Curtis Reeves, 71, a former Tampa police captain, was charged with second-degree murder after Monday’s shooting.
He was denied bond during a video appearance from jail before a circuit court judge in Pasco County on Tuesday afternoon and faces possible life in prison if found guilty.
The killing occurred before the showing of a new combat drama “Lone Survivor,” starring Mark Wahlberg. The movie, based on a New York Times non-fiction best-seller, tells the story of four Navy SEALs on an ill-fated covert mission in Afghanistan.
The Pasco County sheriff’s office said Reeves was watching coming attractions with his wife when they got into an argument with Chad Oulson, 43, and his wife, who were seated directly in front of them in the Tampa-area Grove 16 movie theater.
Oulson was using a cellphone to text-message or make a mobile video call to a daycare center or babysitter looking after his 3-year-old daughter, authorities said.
According to an arrest affidavit released by the sheriff’s office, Reeves said he brandished and fired his .380-caliber semiautomatic handgun after Oulson stood up and struck him in the face with an unknown object.

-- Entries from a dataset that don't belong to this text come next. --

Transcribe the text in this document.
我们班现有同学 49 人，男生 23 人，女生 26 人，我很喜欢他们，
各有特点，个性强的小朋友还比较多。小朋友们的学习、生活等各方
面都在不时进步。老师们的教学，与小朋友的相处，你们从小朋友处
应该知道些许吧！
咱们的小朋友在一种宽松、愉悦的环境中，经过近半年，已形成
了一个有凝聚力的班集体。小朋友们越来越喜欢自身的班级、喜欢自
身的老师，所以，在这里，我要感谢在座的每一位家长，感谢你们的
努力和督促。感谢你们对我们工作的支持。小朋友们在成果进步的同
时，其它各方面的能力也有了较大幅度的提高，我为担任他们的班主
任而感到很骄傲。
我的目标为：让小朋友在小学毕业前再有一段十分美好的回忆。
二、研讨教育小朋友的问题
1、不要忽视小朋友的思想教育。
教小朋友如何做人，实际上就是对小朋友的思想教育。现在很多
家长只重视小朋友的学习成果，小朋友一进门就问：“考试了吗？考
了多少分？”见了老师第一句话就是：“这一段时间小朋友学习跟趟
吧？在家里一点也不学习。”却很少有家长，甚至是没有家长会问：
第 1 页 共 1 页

Oulson’s wife, Nicole, was wounded in the hand by the same gunshot that hit her husband in the chest, police said.
Although the affidavit quotes Reeves as saying he was “in fear of being attacked” when he fired his gun, witnesses said Oulson had only thrown a bag of popcorn at him.
Lawyers for Reeves could not be reached for immediate comment, and it was not clear whether he would seek immunity from prosecution under Florida’s Stand Your Ground law.
The statute allows people to use deadly force to defend themselves from serious injury, rather than retreat to avoid confrontation, if they believe their life is in danger.
Pasco County Sheriff Chris Nocco told a news conference that, based on preliminary investigations, law enforcement officials did not believe lawyers could mount a successful Stand Your Ground defense for Reeves, however.
“His public defense is going to do everything possible to get him off. Our job is to have him convicted and bring justice to the victim’s family,” Nocco said.
“We did not determine that Stand Your Ground could be a justifiable reason why he shot the victim,” he added. “A Stand Your Ground case does not fly here in this case.”